The Militant (logo)  

Vol. 79/No. 9      March 16, 2015

 
(front page)
Selma, Ala., anniversary march
challenges erosion of voting rights

 
BY MAGGIE TROWE
Fifty years ago the 1965 Selma-to-Montgomery march for voting rights started with a brutal assault by cops and deputized thugs on Black rights demonstrators on the Edmund Pettus Bridge in Selma, Alabama, and culminated in a rally of more than 25,000 on the steps of the Alabama state Capitol, leading to passage of the federal Voting Rights Act. The Southern Christian Leadership Conference and others are organizing to retrace the 1965 march to challenge the erosion of voting rights in the U.S. today.

The 54-mile march will begin in Selma on Sunday, March 8, and conclude with a rally on the steps of the state Capitol Friday, March 13.

“This is not just a March in Commemoration, but it is also a March in Recommitment to Voting Rights,” Rev. Dr. Bernard Lafayette, SCLC board chair, told a Feb. 20 press conference held in the state Capitol.

The Voting Rights Act of 1965, conquered by the mass proletarian movement of African-Americans and their allies in the 1950s and ’60s that overthrew Jim Crow segregation, banned literacy tests, poll taxes and other racist measures designed to prevent Blacks from voting or running for office.

However, in the wake of the June 2013 U.S. Supreme Court decision striking down key parts of that act, a number of states have instituted laws restricting the ability of working people to vote.

“From voter photo ID, proof of citizenship to register and reduction in voting and voter registration days to the Shelby County v. Holder [2013] decision gutting the 1965 Voting Rights Act and more,” Alabama State Sen. Hank Sanders said at the Feb. 20 press conference, “Americans are losing the right to vote, which so many people sacrificed their lives and blood to secure.”

The 5-4 Supreme Court decision voided the section of the Voting Rights Act that required states and local governments with a long history of racist discrimination to get prior approval from the Justice Department before making any changes in voting laws.

A number of different activities, organized by a variety of groups, are planned in Selma March 7 to commemorate the “Bloody Sunday” 1965 attack on the bridge. Presidents Barack Obama and George W. Bush say they will attend one of the events.

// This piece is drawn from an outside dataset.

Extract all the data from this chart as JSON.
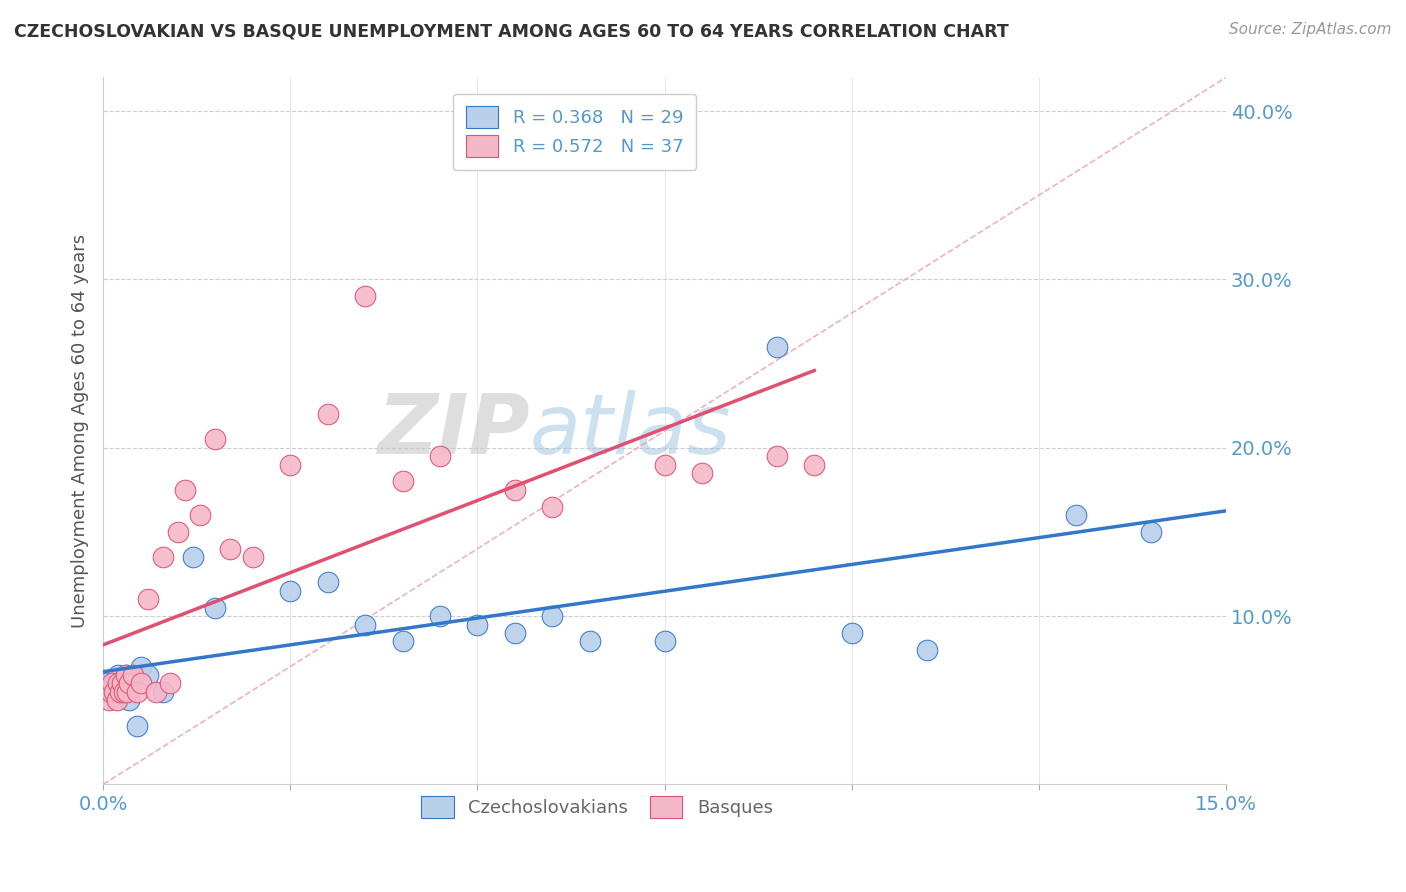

On March 21, 1965, about 3,200 people set out again from Selma, this time under the protection of federal troops. They marched about 12 miles a day and slept in fields at night, arriving in Montgomery on March 25 with their ranks swelled to 25,000 strong.

Entertainers, including actor Danny Glover and singers Kirk Franklin, Ruben Studdard, Lady Tramaine Hawkins, The Blind Boys of Alabama and Richard Smallwood, will join in events in Selma March. 5-9. Some will participate in the march.

Leaders of the 1965 march will take part, including Diane Nash, then a leader of the Student Nonviolent Coordinating Committee. She helped organize the Freedom Rides in 1961.

The march will go through Lowndes County, where efforts to defend African-Americans against racist violence and to register Black voters led to the formation of the Lowndes County Freedom Organization in 1966, a group independent of the Democrats and Republicans that ran its own candidates with a black panther as its emblem.